AEC-Q100 hex inverter with open-drain outputs — what it is and where it fits
The Texas Instruments SN74LVC06AQPWRG4Q1 is a hex inverter with open-drain outputs, part of the 74LVC logic family qualified to AEC-Q100 for automotive applications. Each of the six independent inverters can sink up to 24 mA, making the part useful for driving indicator LEDs, relay coils, or pulling signal lines low in mixed-voltage systems. The open-drain output means the high-side is floating — you pull it up externally to whatever voltage the downstream logic needs, up to the device's 3.6 V supply limit. The supply range spans 1.65 V to 3.6 V, so it works directly off a 1.8 V, 2.5 V, or 3.3 V rail without a separate regulator. The -40°C to 125°C operating temperature range covers under-hood automotive and industrial environments where the commercial-grade 74LVC06 would be out of spec. Propagation delay is 3.7 ns typical at 3.3 V with a 50 pF load — fast enough for most logic-level translation and bus-interface tasks in an automotive ECU or body controller.
Open-drain output — the so-what for your design
The open-drain architecture means the output transistor only pulls the pin low; the high state is achieved through an external pull-up resistor connected to the target logic voltage. This is the standard trick for level-shifting a 3.3 V logic signal down to 1.8 V or up to 5 V (within the 3.6 V supply limit). It also lets multiple open-drain outputs share a common pull-up for wired-OR configurations — useful for interrupt lines or bus-request signals where any device can assert the line low.
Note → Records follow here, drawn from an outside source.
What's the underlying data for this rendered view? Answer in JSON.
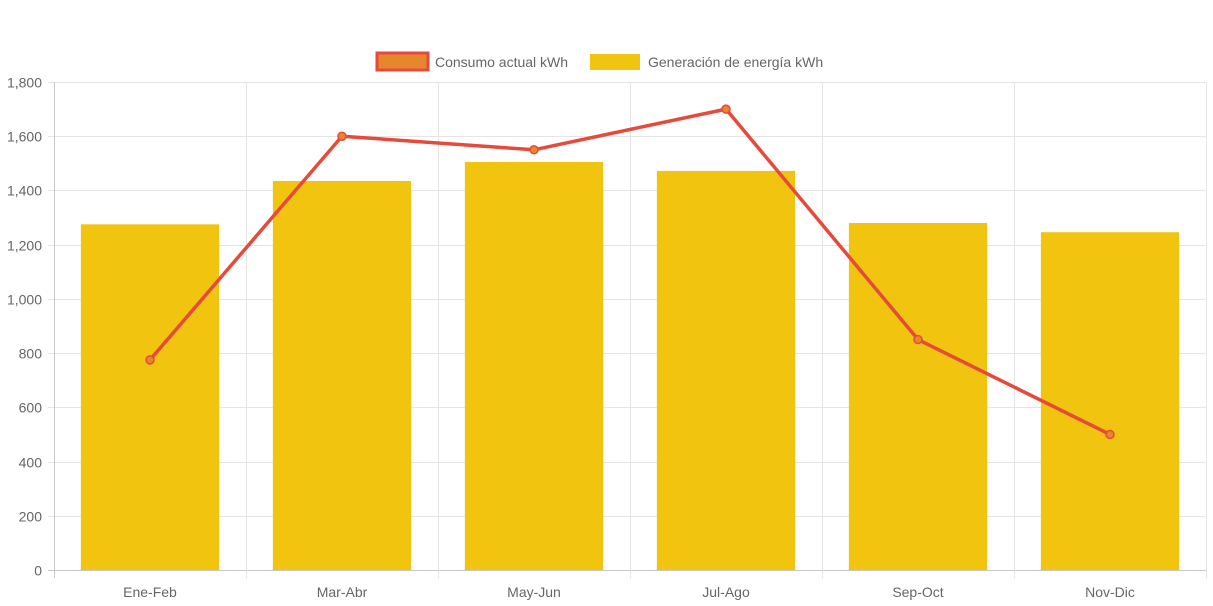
{
  "chart_data": {
    "type": "bar",
    "categories": [
      "Ene-Feb",
      "Mar-Abr",
      "May-Jun",
      "Jul-Ago",
      "Sep-Oct",
      "Nov-Dic"
    ],
    "series": [
      {
        "name": "Consumo actual kWh",
        "type": "line",
        "values": [
          775,
          1600,
          1550,
          1700,
          850,
          500
        ],
        "color": "#e64a3b",
        "fill": "#e6862d"
      },
      {
        "name": "Generación de energía kWh",
        "type": "bar",
        "values": [
          1275,
          1435,
          1505,
          1472,
          1280,
          1246
        ],
        "color": "#f0c40f"
      }
    ],
    "ylim": [
      0,
      1800
    ],
    "yticks": [
      0,
      200,
      400,
      600,
      800,
      1000,
      1200,
      1400,
      1600,
      1800
    ],
    "ytick_labels": [
      "0",
      "200",
      "400",
      "600",
      "800",
      "1,000",
      "1,200",
      "1,400",
      "1,600",
      "1,800"
    ],
    "grid": true,
    "legend": "top-center",
    "title": "",
    "xlabel": "",
    "ylabel": ""
  }
}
The 24 mA sink capability is generous for a logic gate; you can drive a standard LED directly through a current-limiting resistor without a separate transistor.
Lifecycle and sourcing reality
The AEC-Q100 qualification means it is released for automotive production programs and carries the full PPAP documentation package from TI. For a BOM line that needs a qualified automotive-grade open-drain inverter, this part is a straightforward fit with no supply-chain clock ticking.